Integral of sin (x): capturing a sinusoidal waveform from analog-to-digital converter

[SoftwareMonkey]

I am integrating a sine wave over 360 degrees by summing values of sin (x) . The answer appears to be correct in that it is a cosine function plus a constant but I have noticed that the amplitude of the output divided by the number of samples i take is always around 0.318. For example for 360 samples the amplitude is 114.588. I am intrugued to know why this is.

Can anyone shed any light on this please?

 

[ksdhart2]

Sorry, but I don't think I understand a word you just said. It's true that \(\displaystyle \displaystyle \int sin(x) \: dx = cos(x) + C\), but the amplitude of cos(x) is always 1, no matter the value of x. The biggest part of why I'm confused is the extremely ambiguous wording of "I am integrating a sine wave over 360 degrees by summing values of sin (x)." That could mean you're doing this integral:

\(\displaystyle \displaystyle \int_{0}^{2\pi} sin(x) \: dx = 0\)

But that's not a function of cosine, nor does it have an amplitude, so I really don't think that's right. Or you could be describing this integral:

\(\displaystyle \displaystyle \int \left( sin(x_1) + sin(x_2) + sin(x_3) + \text{ ... } + sin(x_{360}) \: dx \right)\)

That may or may not equate out to some function \(\displaystyle cos(f(x)) + C\), which might have amplitude ~114.588. But if this is what you're doing, we'd need to know a lot more about the specific values of x_1, x_2, x_3, etc. to even come close to figuring out your mystery.

 

[SoftwareMonkey]

Thanks for the reply, as you have gathered, maths is not my strong point and its been more than 40 years since I last had to worry about integration.

Let me have another go at explaining what I am doing, but I apologize that I can't explain this in mathematical terms.

I am capturing a sinusoidal waveform from an analog-to-digital converter (ADC), where the input signal is proportional to rate of change of current. I need to integrate the signal in order to get a value proportional to the current. I recall from my school days that integrating is like adding up all the little bits of the signal (in this case samples from the ADC). When I do this, I get a cosine waveform (plus constant), so I THINK it is working.

While doing this, I noticed that the peak-to-peak amplitude of the cosine output depended on the number of samples taken over a cycle of input data. When I experimented with different sample rates, the relationship between peak-to-peak of the output waveform to the number of samples was constant. Through my tests, I can predict the peak-to-peak amplitude, but I wondered what the mathematics behind it might be. I am summing the signals like this...

Output 1= input sample 1
Output 2 = output 1 + input sample 2
Output 3 = output 2 + input sample 3
Output 4 = output 3 + input sample 4

And so on. I then plotted the output values and examined the max and min values of each output element, and divide by the number of samples, and out pops 0.318309. I just wondered, why this value?

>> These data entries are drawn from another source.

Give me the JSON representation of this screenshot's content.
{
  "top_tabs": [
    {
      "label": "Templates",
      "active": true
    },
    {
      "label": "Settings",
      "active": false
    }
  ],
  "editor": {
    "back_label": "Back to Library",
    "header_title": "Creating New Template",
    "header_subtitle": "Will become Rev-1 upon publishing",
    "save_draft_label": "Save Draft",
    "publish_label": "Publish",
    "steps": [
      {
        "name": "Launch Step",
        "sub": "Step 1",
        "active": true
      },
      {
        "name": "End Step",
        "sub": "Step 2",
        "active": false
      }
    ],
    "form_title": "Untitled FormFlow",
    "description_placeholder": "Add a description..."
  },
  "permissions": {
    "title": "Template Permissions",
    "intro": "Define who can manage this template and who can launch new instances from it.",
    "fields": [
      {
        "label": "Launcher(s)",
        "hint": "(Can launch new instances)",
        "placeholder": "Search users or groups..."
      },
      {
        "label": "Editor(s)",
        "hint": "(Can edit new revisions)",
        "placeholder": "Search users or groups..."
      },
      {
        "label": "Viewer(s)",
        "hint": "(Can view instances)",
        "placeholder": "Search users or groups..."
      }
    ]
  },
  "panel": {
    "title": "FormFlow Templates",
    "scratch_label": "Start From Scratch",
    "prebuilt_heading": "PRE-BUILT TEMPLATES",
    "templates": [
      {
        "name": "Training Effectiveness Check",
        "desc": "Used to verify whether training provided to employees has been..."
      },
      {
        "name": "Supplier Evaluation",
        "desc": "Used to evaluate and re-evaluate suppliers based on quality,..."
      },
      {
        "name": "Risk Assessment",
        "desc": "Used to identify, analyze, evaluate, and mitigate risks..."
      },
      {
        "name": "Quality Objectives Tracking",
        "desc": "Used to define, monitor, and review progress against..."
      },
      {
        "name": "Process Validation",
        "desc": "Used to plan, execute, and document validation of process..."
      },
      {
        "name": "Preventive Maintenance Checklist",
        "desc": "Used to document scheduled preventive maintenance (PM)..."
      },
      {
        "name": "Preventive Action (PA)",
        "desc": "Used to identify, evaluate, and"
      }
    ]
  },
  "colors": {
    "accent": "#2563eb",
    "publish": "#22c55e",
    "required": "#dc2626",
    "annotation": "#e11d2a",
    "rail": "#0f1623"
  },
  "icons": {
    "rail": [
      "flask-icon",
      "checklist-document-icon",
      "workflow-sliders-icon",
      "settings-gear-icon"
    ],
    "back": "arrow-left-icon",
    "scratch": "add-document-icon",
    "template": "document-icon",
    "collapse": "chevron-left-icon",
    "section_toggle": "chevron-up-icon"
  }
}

I hope I have explained this better and not confused you even more!

 

[SoftwareMonkey]

I think that the constant value of 0.3183088 that I am seeing when I do the 'integration' is in fact 1/pi but I would still be interested in why that is.

 

[stapel]

I am capturing a sinusoidal waveform from an analog-to-digital converter (ADC), where the input signal is proportional to rate of change of current. I need to integrate the signal in order to get a value proportional to the current. I recall from my school days that integrating is like adding up all the little bits of the signal (in this case samples from the ADC). When I do this, I get a cosine waveform (plus constant), so I THINK it is working.

I'm still a bit lost as to what you're attempting, and how you're arriving at your results (either a cosine function, or else one numerical value). But I think you may possibly be referring to something along the following lines:

---

Given that the sinusoidal input signal s is proportion to the rate of change (with respect to time t) of the current I, we have the following relationship:

. . . . .\(\displaystyle s(t)\, =\, a\, \sin(bt\, +\, c)\, =\, p\, \cdot\, \dfrac{dI}{dt}\)

We wish to find a functional expression for the current I as a function of time t. So we integrate:

. . . . .\(\displaystyle a\, \sin(bt\, +\, c)\, =\, p\, \cdot\, \dfrac{dI}{dt}\)

. . . . .\(\displaystyle a\, \sin(bt\, +\, c)\, dt\, =\, p\, dI\)

. . . . .\(\displaystyle \displaystyle \dfrac{a}{p}\, \int \, \sin(bt\, +\, c)\, dt\, =\, \int\, dI\)

. . . . .\(\displaystyle \displaystyle \dfrac{a}{p}\, \int\, \sin(bt\, +\, c)\, dt\, =\, I(t)\)

Is this what you mean? And, if so, what are the specifics of a, b, c, and p? Thank you!